For deeper learning about pain and how to apply the knowledge in a practical way, you may like to consider 1:1 Pain Coaching for clinicians. This is coaching that develops your practice to effectively work together with people who suffer complex and chronic pain and health issues. Contact Richmond for further details: email@example.com
If you see patients with chronic pain, you may like to collate a list of resources that you have to hand. Chronic pain is a specialist area, so it is important to make sure that the people you refer patients to see are capable, have the right skill set and knowledge base. Whilst this takes some time and must be maintained, it is worthwhile because it means you have choices at your fingertips. Meeting the needs of the patient requires that we have tangible and practical options to offer them.
- Who might I refer to?
- What services are locally available?
- What activities are available that match this person’s strengths and interest profile?
- Which websites have quality and up to date information?
What do patients need?
- an explanation for their experience
- to know what they need to do
- to know what you will do for them
- roughly how long
Dealing with these points will usually result in a positive consultation and set the scene. You may decide to cover certain aspects of the problem and set up a series of subsequent appointments to address the important issues.
Set up a series of sessions to cover the areas you have identified as being important to this person. Help them to meet the needs in their life.

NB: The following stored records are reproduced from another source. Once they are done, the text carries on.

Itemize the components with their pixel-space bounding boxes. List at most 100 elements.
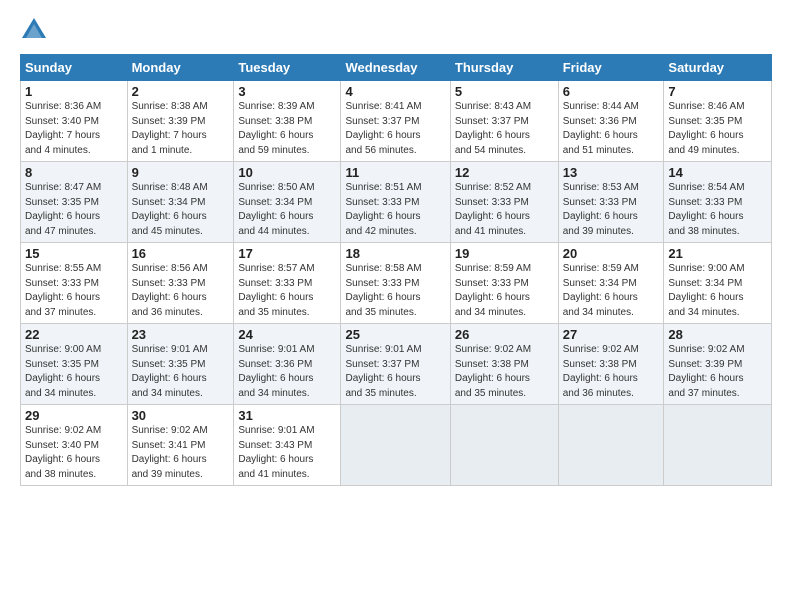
day-info: Sunrise: 8:43 AM Sunset: 3:37 PM Dayligh… bbox=[455, 100, 554, 158]
calendar-week-row: 22Sunrise: 9:00 AM Sunset: 3:35 PM Dayli… bbox=[21, 324, 772, 405]
calendar-dow-thursday: Thursday bbox=[450, 55, 558, 81]
calendar-cell: 7Sunrise: 8:46 AM Sunset: 3:35 PM Daylig… bbox=[664, 81, 772, 162]
day-number: 10 bbox=[238, 165, 336, 180]
page-header bbox=[20, 16, 772, 44]
day-number: 22 bbox=[25, 327, 123, 342]
calendar-cell bbox=[558, 405, 664, 486]
calendar-cell: 24Sunrise: 9:01 AM Sunset: 3:36 PM Dayli… bbox=[234, 324, 341, 405]
calendar-dow-tuesday: Tuesday bbox=[234, 55, 341, 81]
calendar-cell bbox=[341, 405, 450, 486]
day-info: Sunrise: 9:00 AM Sunset: 3:35 PM Dayligh… bbox=[25, 343, 123, 401]
day-number: 23 bbox=[132, 327, 230, 342]
day-number: 4 bbox=[345, 84, 445, 99]
day-number: 28 bbox=[668, 327, 767, 342]
day-number: 2 bbox=[132, 84, 230, 99]
calendar-week-row: 8Sunrise: 8:47 AM Sunset: 3:35 PM Daylig… bbox=[21, 162, 772, 243]
calendar-cell: 25Sunrise: 9:01 AM Sunset: 3:37 PM Dayli… bbox=[341, 324, 450, 405]
day-number: 3 bbox=[238, 84, 336, 99]
day-info: Sunrise: 9:02 AM Sunset: 3:38 PM Dayligh… bbox=[455, 343, 554, 401]
day-number: 27 bbox=[563, 327, 660, 342]
day-info: Sunrise: 9:02 AM Sunset: 3:41 PM Dayligh… bbox=[132, 424, 230, 482]
calendar-cell: 3Sunrise: 8:39 AM Sunset: 3:38 PM Daylig… bbox=[234, 81, 341, 162]
calendar-table: SundayMondayTuesdayWednesdayThursdayFrid… bbox=[20, 54, 772, 486]
day-info: Sunrise: 9:02 AM Sunset: 3:39 PM Dayligh… bbox=[668, 343, 767, 401]
calendar-cell: 15Sunrise: 8:55 AM Sunset: 3:33 PM Dayli… bbox=[21, 243, 128, 324]
day-info: Sunrise: 8:59 AM Sunset: 3:34 PM Dayligh… bbox=[563, 262, 660, 320]
day-info: Sunrise: 8:44 AM Sunset: 3:36 PM Dayligh… bbox=[563, 100, 660, 158]
logo bbox=[20, 16, 52, 44]
calendar-cell: 31Sunrise: 9:01 AM Sunset: 3:43 PM Dayli… bbox=[234, 405, 341, 486]
day-number: 29 bbox=[25, 408, 123, 423]
day-number: 17 bbox=[238, 246, 336, 261]
day-number: 21 bbox=[668, 246, 767, 261]
day-info: Sunrise: 8:58 AM Sunset: 3:33 PM Dayligh… bbox=[345, 262, 445, 320]
day-number: 11 bbox=[345, 165, 445, 180]
calendar-cell: 30Sunrise: 9:02 AM Sunset: 3:41 PM Dayli… bbox=[127, 405, 234, 486]
calendar-cell: 27Sunrise: 9:02 AM Sunset: 3:38 PM Dayli… bbox=[558, 324, 664, 405]
calendar-cell: 9Sunrise: 8:48 AM Sunset: 3:34 PM Daylig… bbox=[127, 162, 234, 243]
logo-icon bbox=[20, 16, 48, 44]
calendar-cell: 11Sunrise: 8:51 AM Sunset: 3:33 PM Dayli… bbox=[341, 162, 450, 243]
calendar-cell: 21Sunrise: 9:00 AM Sunset: 3:34 PM Dayli… bbox=[664, 243, 772, 324]
calendar-cell: 22Sunrise: 9:00 AM Sunset: 3:35 PM Dayli… bbox=[21, 324, 128, 405]
calendar-cell: 5Sunrise: 8:43 AM Sunset: 3:37 PM Daylig… bbox=[450, 81, 558, 162]
day-number: 9 bbox=[132, 165, 230, 180]
calendar-cell: 23Sunrise: 9:01 AM Sunset: 3:35 PM Dayli… bbox=[127, 324, 234, 405]
day-number: 18 bbox=[345, 246, 445, 261]
calendar-cell: 4Sunrise: 8:41 AM Sunset: 3:37 PM Daylig… bbox=[341, 81, 450, 162]
day-info: Sunrise: 9:00 AM Sunset: 3:34 PM Dayligh… bbox=[668, 262, 767, 320]
day-info: Sunrise: 9:01 AM Sunset: 3:36 PM Dayligh… bbox=[238, 343, 336, 401]
day-info: Sunrise: 9:01 AM Sunset: 3:37 PM Dayligh… bbox=[345, 343, 445, 401]
day-info: Sunrise: 9:02 AM Sunset: 3:40 PM Dayligh… bbox=[25, 424, 123, 482]
calendar-cell: 14Sunrise: 8:54 AM Sunset: 3:33 PM Dayli… bbox=[664, 162, 772, 243]
day-number: 24 bbox=[238, 327, 336, 342]
calendar-cell bbox=[450, 405, 558, 486]
day-number: 31 bbox=[238, 408, 336, 423]
day-info: Sunrise: 8:41 AM Sunset: 3:37 PM Dayligh… bbox=[345, 100, 445, 158]
calendar-header-row: SundayMondayTuesdayWednesdayThursdayFrid… bbox=[21, 55, 772, 81]
calendar-dow-saturday: Saturday bbox=[664, 55, 772, 81]
calendar-cell: 6Sunrise: 8:44 AM Sunset: 3:36 PM Daylig… bbox=[558, 81, 664, 162]
calendar-dow-wednesday: Wednesday bbox=[341, 55, 450, 81]
day-info: Sunrise: 8:55 AM Sunset: 3:33 PM Dayligh… bbox=[25, 262, 123, 320]
calendar-cell: 2Sunrise: 8:38 AM Sunset: 3:39 PM Daylig… bbox=[127, 81, 234, 162]
day-info: Sunrise: 8:48 AM Sunset: 3:34 PM Dayligh… bbox=[132, 181, 230, 239]
day-number: 12 bbox=[455, 165, 554, 180]
calendar-dow-friday: Friday bbox=[558, 55, 664, 81]
day-info: Sunrise: 8:57 AM Sunset: 3:33 PM Dayligh… bbox=[238, 262, 336, 320]
calendar-week-row: 15Sunrise: 8:55 AM Sunset: 3:33 PM Dayli… bbox=[21, 243, 772, 324]
calendar-dow-monday: Monday bbox=[127, 55, 234, 81]
day-number: 1 bbox=[25, 84, 123, 99]
day-info: Sunrise: 8:56 AM Sunset: 3:33 PM Dayligh… bbox=[132, 262, 230, 320]
calendar-cell: 17Sunrise: 8:57 AM Sunset: 3:33 PM Dayli… bbox=[234, 243, 341, 324]
day-number: 15 bbox=[25, 246, 123, 261]
calendar-week-row: 29Sunrise: 9:02 AM Sunset: 3:40 PM Dayli… bbox=[21, 405, 772, 486]
day-number: 20 bbox=[563, 246, 660, 261]
day-info: Sunrise: 8:51 AM Sunset: 3:33 PM Dayligh… bbox=[345, 181, 445, 239]
calendar-cell bbox=[664, 405, 772, 486]
day-number: 19 bbox=[455, 246, 554, 261]
calendar-cell: 20Sunrise: 8:59 AM Sunset: 3:34 PM Dayli… bbox=[558, 243, 664, 324]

How can this person build their life? How can they practice the skills of being well? Pain is a need state and hence there are unmet needs in this person’s life. How can we help the person to reconnect with what is important and take steps each day towards a picture of success? Who can support this journey? What can I offer? These are some of the basic questions.
Pain being related to the perception of threat, we must answer the person’s questions having explained their pain. We must ensure that they understand how they arrived at this point, but then encourage a focus on where they want to go and how to get there.
There maybe a place for medication and other interventions, but the bulk of what the person needs is within their own understanding and their range of choices of how to improve their life. This approach from the outset is empowering and positive. Coaching offers a way to help people achieve results, in particular strengths based coaching that lays the foundation for Pain Coaching together with the latest science of pain.
When you are prepared with your resources, explanations, and choices to offer, the consultations with people suffering chronic pain are taken to a different level. You are offering a positive way forward. Of course, it is up to the person to choose that way, but you know what is possible if they do and how your manner and approach influences this decision. We must love our work.
Take a few moments to consider the answers to: I’d love it if……..
Which seeds are you going to water? Which thoughts will you feed? Because whichever they are, they will grow. What we focus on governs how we feel and the quality of our lives.
Pain Coaching for GPs
Coaching is a skill set that we can incorporate into our day to day approach. We focus on getting the best of the person we are working with by tapping into their strengths and resources. No matter what the start point, we can all improve our lives with the right support and encouragement. As clinicians we can play the encourager: i.e./ in what we say, how we say it and the choices we offer.
A Pain Coach is someone who understands pain and seeks to use this knowledge skilfully to enable another. The approach is steeped in compassion. You can choose this way, and also discover how it helps you develop as a person. Part of being a Pain Coach is learning how to self-care each day, through the day. The importance of this cannot be underestimated. To engage with your work, with the patients and be energised takes skill and practice.